7.2.2. Types of direct reaction

Because direct reactions involve only a few nucleons near the surface of the target nucleus, the possible reactions are rather limited—for example, it would not be possible to induce fission by a direct reaction. The principal types are:

• elastic and inelastic scattering—the ejectile is identical to the projectile, with the same kinetic energy (elastic) or reduced kinetic energy (inelastic);

• charge exchange—as the name indicates, reactions in which charge is exchanged between projectile and target, most obviously \((n,p)\) and \((p,n)\), but also \(^3\textnormal{He},^3\textnormal{H}\) or vice versa;

• transfer reactions—a nucleon (occasionally more than one) is transferred from projectile to target:

• stripping reaction—transfer is from projectile to target, e.g. \((d,p)\) or \((d,n)\);

• pick-up reaction—transfer is from target to projectile, e.g. \((p,d)\); knock-out reactions—a nucleon or light cluster (e.g. a particle) is knocked out of the target but not attached to the projectile, e.g. \((n,2n)\).

All of these can also take place via the compound-nucleus route. The direct reaction will dominate at high projectile energies and in the forward direction. Because direct reactions, despite the use of high-energy projectiles, only involve small energy transfers, they tend to populate low-level excited states, whereas compound-nucleus reactions typically involve higher levels of excitation (for a given projectile energy). Consequently, it is usually possible to disentangle the direct reaction contribution from the compound-nucleus route without too much ambiguity.

7.2.3. Applications of direct reactions

A key feature of direct reactions is that they tend to be very simple, since only a few nucleons are involved. This makes them easy to analyse theoretically, so they are extremely useful in understanding nuclear structure.

Since only a small fraction of the incident projectile energy is transferred in direct reactions, the cross section as a function of incident particle energy is smooth. The interesting observables are the energy and angular distributions of the ejected particle(s).

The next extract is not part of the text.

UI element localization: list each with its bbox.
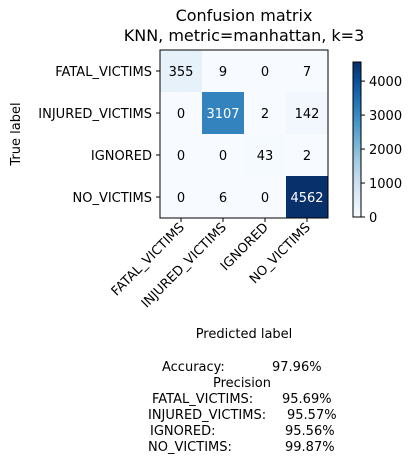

7.2.4. Elastic scattering and the optical model

Elastic scattering of a projectile by a target nucleus is analogous to diffraction of light around an obstacle, and similar diffraction patterns are observed. These are described using the optical model, which essentially treats the projectile as moving in a potential generated by the nucleons in the nucleus. The nucleus is not opaque to projectiles, so the diffraction minima do not go down to zero (this is sometimes referred to as the “cloudy crystal ball model”).

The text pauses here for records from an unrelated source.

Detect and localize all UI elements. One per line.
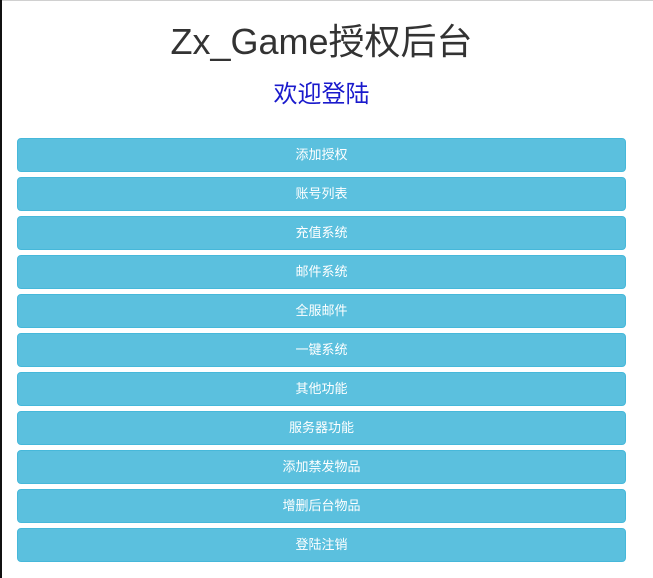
top-border	[0, 0, 653, 1]
left-border	[0, 0, 2, 578]
one-click-system-button[interactable]: 一键系统	[17, 333, 626, 367]
other-functions-button[interactable]: 其他功能	[17, 372, 626, 406]
add-banned-items-button[interactable]: 添加禁发物品	[17, 450, 626, 484]
menu: 添加授权 账号列表 充值系统 邮件系统 全服邮件 一键系统 其他功能 服务器功能…	[17, 138, 626, 567]
manage-backend-items-button[interactable]: 增删后台物品	[17, 489, 626, 523]
mail-system-button[interactable]: 邮件系统	[17, 255, 626, 289]
account-list-button[interactable]: 账号列表	[17, 177, 626, 211]
add-authorization-button[interactable]: 添加授权	[17, 138, 626, 172]
server-functions-button[interactable]: 服务器功能	[17, 411, 626, 445]
recharge-system-button[interactable]: 充值系统	[17, 216, 626, 250]
page-title: Zx_Game授权后台	[170, 21, 473, 62]
logout-button[interactable]: 登陆注销	[17, 528, 626, 562]
server-wide-mail-button[interactable]: 全服邮件	[17, 294, 626, 328]
welcome-subtitle: 欢迎登陆	[273, 81, 370, 108]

The potential used in the optical model takes into account the nuclear potential, the Coulomb potential (for charged projectiles), spin-orbit interactions, potentially non-spherical shapes, etc. It is in general complex: the imaginary part is there to account for projectiles that do not scatter elastically. The description of the data can be extremely good (see figure 3); it is usually better for simple projectiles such as protons and neutrons than for more complicated objects.

Fitting optical model parameters gives nuclear physicists information about the size, shape and spin of the target nucleus, which means that direct nuclear reactions are an important probe of overall nuclear properties.

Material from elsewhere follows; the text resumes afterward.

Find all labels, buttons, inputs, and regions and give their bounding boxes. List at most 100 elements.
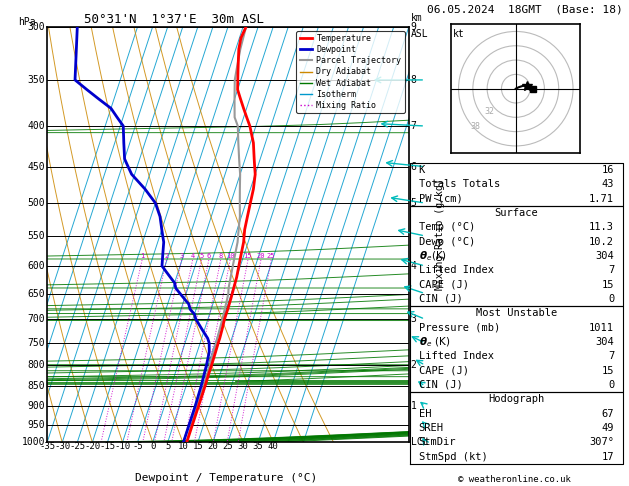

7.2.5. Direct reactions and excited states

In compound-nucleus reactions, as we will see later, excited states of the compound nucleus can be observed as resonances in the cross section: it is more likely that the projectile will merge with the target nucleus if the total centre-of-mass energy corresponds to an excited state. This does not happen in direct reactions, because the projectile does not transfer all its energy to the target. However, as we saw earlier, if the final state contains only a single ejectile, the Q-value of the reaction can be deduced from the energy and angle of the ejectile, and hence excited states will cause peaks in the ejectile energy spectrum as measured at a specific scattering angle. The heights of the peaks can be used to deduce information about the spin of the state. The \((d,p)\) stripping reaction and its inverse, the \((p,d)\) pickup reaction, have historically been extremely important in such studies. Figure 4 shows results from a recent \((d,p)\) experiment on molybdenum and ruthenium isotopes.